Nijmegen Breakage syndrome

Qu'est-ce que Nijmegen Breakage syndrome?

It is a rare genetic syndrome that seems to be more prevalent amongst the Slavic populations of Eastern Europe. It is defined by a short stature, a very small head, intellectual disability and an increased risk of cancer.

This syndrome is also known as:
Ataxia-telangiectasia Variant V1; At-v1 Immunodeficiency, Microcephaly, And Chromosomal Instability Microcephaly With Normal Intelligence, Immunodeficiency, And Lymphoreticular Malignancies Nbs Nonsyndromal Microcephaly, Autosomal Recessive, With Normal Intelligence Seemanova Syndrome II

Quelles sont les causes des changements génétiques Nijmegen Breakage syndrome?

Les changements dans le gène NBN sont responsables de la cause du syndrome. Il est hérité selon un schéma autosomique récessif.

L'hérédité autosomique récessive signifie qu'un individu affecté reçoit une copie d'un gène muté de chacun de ses parents, ce qui lui donne deux copies d'un gène muté.
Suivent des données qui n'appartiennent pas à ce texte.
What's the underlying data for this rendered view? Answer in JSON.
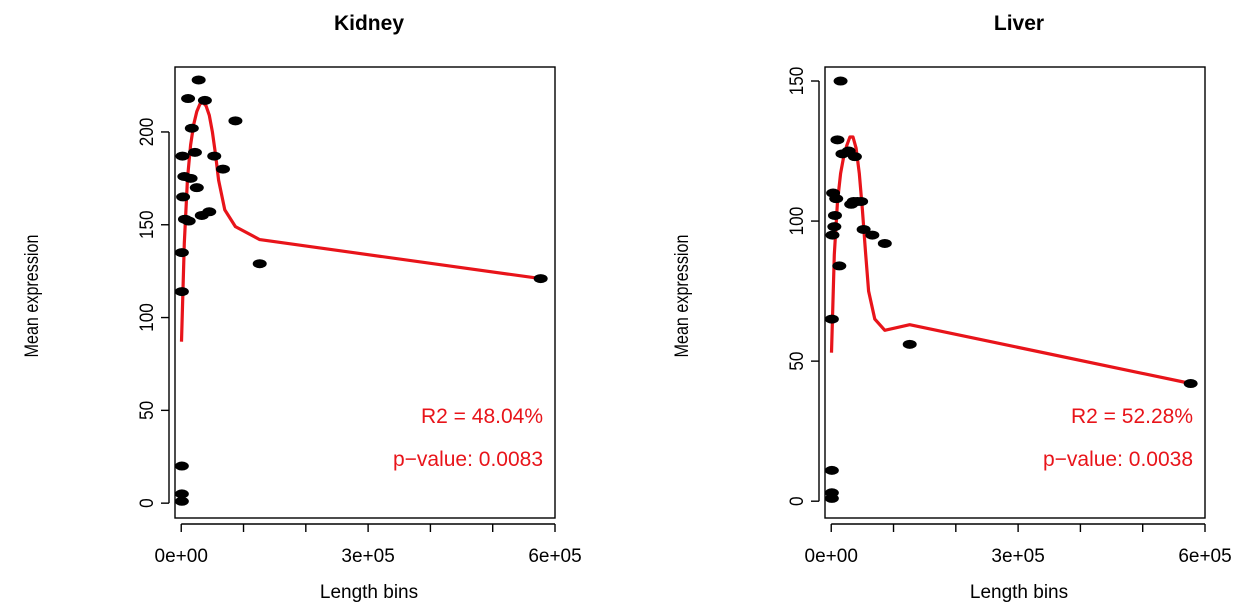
{
  "colors": {
    "fit_line": "#e8141a",
    "points": "#000000",
    "annotation": "#e8141a"
  },
  "chart_data": [
    {
      "type": "scatter",
      "title": "Kidney",
      "xlabel": "Length bins",
      "ylabel": "Mean expression",
      "xlim": [
        -10000,
        600000
      ],
      "ylim": [
        -8,
        235
      ],
      "x_ticks": [
        0,
        300000,
        600000
      ],
      "x_tick_labels": [
        "0e+00",
        "3e+05",
        "6e+05"
      ],
      "x_minor_ticks": [
        0,
        100000,
        200000,
        300000,
        400000,
        500000,
        600000
      ],
      "y_ticks": [
        0,
        50,
        100,
        150,
        200
      ],
      "y_tick_labels": [
        "0",
        "50",
        "100",
        "150",
        "200"
      ],
      "annotations": [
        "R2 = 48.04%",
        "p−value: 0.0083"
      ],
      "points": [
        {
          "x": 28000,
          "y": 228
        },
        {
          "x": 11000,
          "y": 218
        },
        {
          "x": 38000,
          "y": 217
        },
        {
          "x": 87000,
          "y": 206
        },
        {
          "x": 17000,
          "y": 202
        },
        {
          "x": 22000,
          "y": 189
        },
        {
          "x": 2000,
          "y": 187
        },
        {
          "x": 53000,
          "y": 187
        },
        {
          "x": 67000,
          "y": 180
        },
        {
          "x": 5000,
          "y": 176
        },
        {
          "x": 15000,
          "y": 175
        },
        {
          "x": 25000,
          "y": 170
        },
        {
          "x": 3000,
          "y": 165
        },
        {
          "x": 45000,
          "y": 157
        },
        {
          "x": 33000,
          "y": 155
        },
        {
          "x": 6000,
          "y": 153
        },
        {
          "x": 12000,
          "y": 152
        },
        {
          "x": 1000,
          "y": 135
        },
        {
          "x": 126000,
          "y": 129
        },
        {
          "x": 577000,
          "y": 121
        },
        {
          "x": 1000,
          "y": 114
        },
        {
          "x": 1000,
          "y": 20
        },
        {
          "x": 1000,
          "y": 5
        },
        {
          "x": 1000,
          "y": 1
        }
      ],
      "fit_line": [
        {
          "x": 500,
          "y": 87
        },
        {
          "x": 5000,
          "y": 140
        },
        {
          "x": 10000,
          "y": 175
        },
        {
          "x": 15000,
          "y": 193
        },
        {
          "x": 20000,
          "y": 204
        },
        {
          "x": 25000,
          "y": 211
        },
        {
          "x": 30000,
          "y": 215
        },
        {
          "x": 35000,
          "y": 216
        },
        {
          "x": 40000,
          "y": 214
        },
        {
          "x": 45000,
          "y": 209
        },
        {
          "x": 50000,
          "y": 200
        },
        {
          "x": 55000,
          "y": 188
        },
        {
          "x": 60000,
          "y": 174
        },
        {
          "x": 70000,
          "y": 158
        },
        {
          "x": 87000,
          "y": 149
        },
        {
          "x": 126000,
          "y": 142
        },
        {
          "x": 577000,
          "y": 121
        }
      ]
    },
    {
      "type": "scatter",
      "title": "Liver",
      "xlabel": "Length bins",
      "ylabel": "Mean expression",
      "xlim": [
        -10000,
        600000
      ],
      "ylim": [
        -6,
        155
      ],
      "x_ticks": [
        0,
        300000,
        600000
      ],
      "x_tick_labels": [
        "0e+00",
        "3e+05",
        "6e+05"
      ],
      "x_minor_ticks": [
        0,
        100000,
        200000,
        300000,
        400000,
        500000,
        600000
      ],
      "y_ticks": [
        0,
        50,
        100,
        150
      ],
      "y_tick_labels": [
        "0",
        "50",
        "100",
        "150"
      ],
      "annotations": [
        "R2 = 52.28%",
        "p−value: 0.0038"
      ],
      "points": [
        {
          "x": 15000,
          "y": 150
        },
        {
          "x": 10000,
          "y": 129
        },
        {
          "x": 28000,
          "y": 125
        },
        {
          "x": 18000,
          "y": 124
        },
        {
          "x": 38000,
          "y": 123
        },
        {
          "x": 3000,
          "y": 110
        },
        {
          "x": 8000,
          "y": 108
        },
        {
          "x": 36000,
          "y": 107
        },
        {
          "x": 42000,
          "y": 107
        },
        {
          "x": 48000,
          "y": 107
        },
        {
          "x": 32000,
          "y": 106
        },
        {
          "x": 6000,
          "y": 102
        },
        {
          "x": 5000,
          "y": 98
        },
        {
          "x": 52000,
          "y": 97
        },
        {
          "x": 66000,
          "y": 95
        },
        {
          "x": 2000,
          "y": 95
        },
        {
          "x": 86000,
          "y": 92
        },
        {
          "x": 13000,
          "y": 84
        },
        {
          "x": 1000,
          "y": 65
        },
        {
          "x": 126000,
          "y": 56
        },
        {
          "x": 577000,
          "y": 42
        },
        {
          "x": 1000,
          "y": 11
        },
        {
          "x": 1000,
          "y": 3
        },
        {
          "x": 1000,
          "y": 1
        }
      ],
      "fit_line": [
        {
          "x": 500,
          "y": 53
        },
        {
          "x": 5000,
          "y": 88
        },
        {
          "x": 10000,
          "y": 107
        },
        {
          "x": 15000,
          "y": 117
        },
        {
          "x": 20000,
          "y": 123
        },
        {
          "x": 25000,
          "y": 127
        },
        {
          "x": 30000,
          "y": 130
        },
        {
          "x": 35000,
          "y": 130
        },
        {
          "x": 40000,
          "y": 126
        },
        {
          "x": 45000,
          "y": 117
        },
        {
          "x": 50000,
          "y": 104
        },
        {
          "x": 55000,
          "y": 89
        },
        {
          "x": 60000,
          "y": 75
        },
        {
          "x": 70000,
          "y": 65
        },
        {
          "x": 86000,
          "y": 61
        },
        {
          "x": 126000,
          "y": 63
        },
        {
          "x": 577000,
          "y": 42
        }
      ]
    }
  ]
}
Les parents qui ne portent qu'une seule copie de la mutation génique ne présenteront généralement aucun symptôme, mais auront 25% de chances de transmettre les copies des mutations génétiques à chacun de leurs enfants.

Quels sont les principaux symptômes de Nijmegen Breakage syndrome?

Slow growth during infancy is one of the main symptoms of the syndrome. The rate of growth usually normalizes after early childhood but affected individuals remain shorter than average.

Distinct facial features of the syndrome include a very small head, a sloping forehead, prominent nose, large ears, and a small jaw. These distinct features are usually noticed in early childhood.

The syndrome also presents with an immune system that does not function properly due to low levels of immune system proteins. This in turn leads to a shortage of immune system cells ( T cells) leaving individuals with the syndrome more susceptible to infections that reoccur. These infections include bronchitis, pneumonia and sinusitis.

Affected individuals also have a higher chance of developing cancer. Specifically non-Hodgkin lymphoma. 50% of affected individuals develop this form of cancer before their 15th birthday. Individuals are also at a higher risk for developing brain tumors and a cancer of the muscle tissue. They are believed to be 50 times more likely to develop cancer than those without the syndrome.

Intellectual disability develops with time, and children who were developing normally tend to regress with their development.

The syndrome also affects the reproductive systems of females leading to delayed puberty and infertility.

Possible clinical traits/features:
Malabsorption, Short stature, Hemolytic anemia, Glioma, Depressed nasal bridge, Freckling, Hearing abnormality, Cognitive impairment, Hyperactivity, Hydronephrosis, Diarrhea, Decreased body weight, Cleft upper lip, Dysgammaglobulinemia, Deep philtrum, Acute leukemia, Anal stenosis, Anal atresia, Skeletal muscle atrophy, Abnormality of the upper urinary tract, Cleft palate, Choanal atresia, Convex nasal ridge, Attention deficit hyperactivity disorder, Autoimmune hemolytic anemia, B lymphocytopenia, Cafe-au-lait spot, Bronchiectasis, Aplasia/Hypoplasia of the thymus, Abnormality of chromosome stability, Abnormal immunoglobulin level, Abnormal nasal morphology, Micrognathia, Mastoiditis, Medulloblastoma, Malar prominence, Lymphoma, Low anterior hairline, Sloping forehead, Long nose, Thrombocytopenia, Muscle weakness, Intellectual disability, Intrauterine growth retardation, Abnormality of neuronal migration, Neurodegeneration, Macrotia, Abnormal hair quantity, Recurrent bronchitis, Rhabdomyosarcoma, Microcephaly

Comment quelqu'un se fait-il tester pour Nijmegen Breakage syndrome?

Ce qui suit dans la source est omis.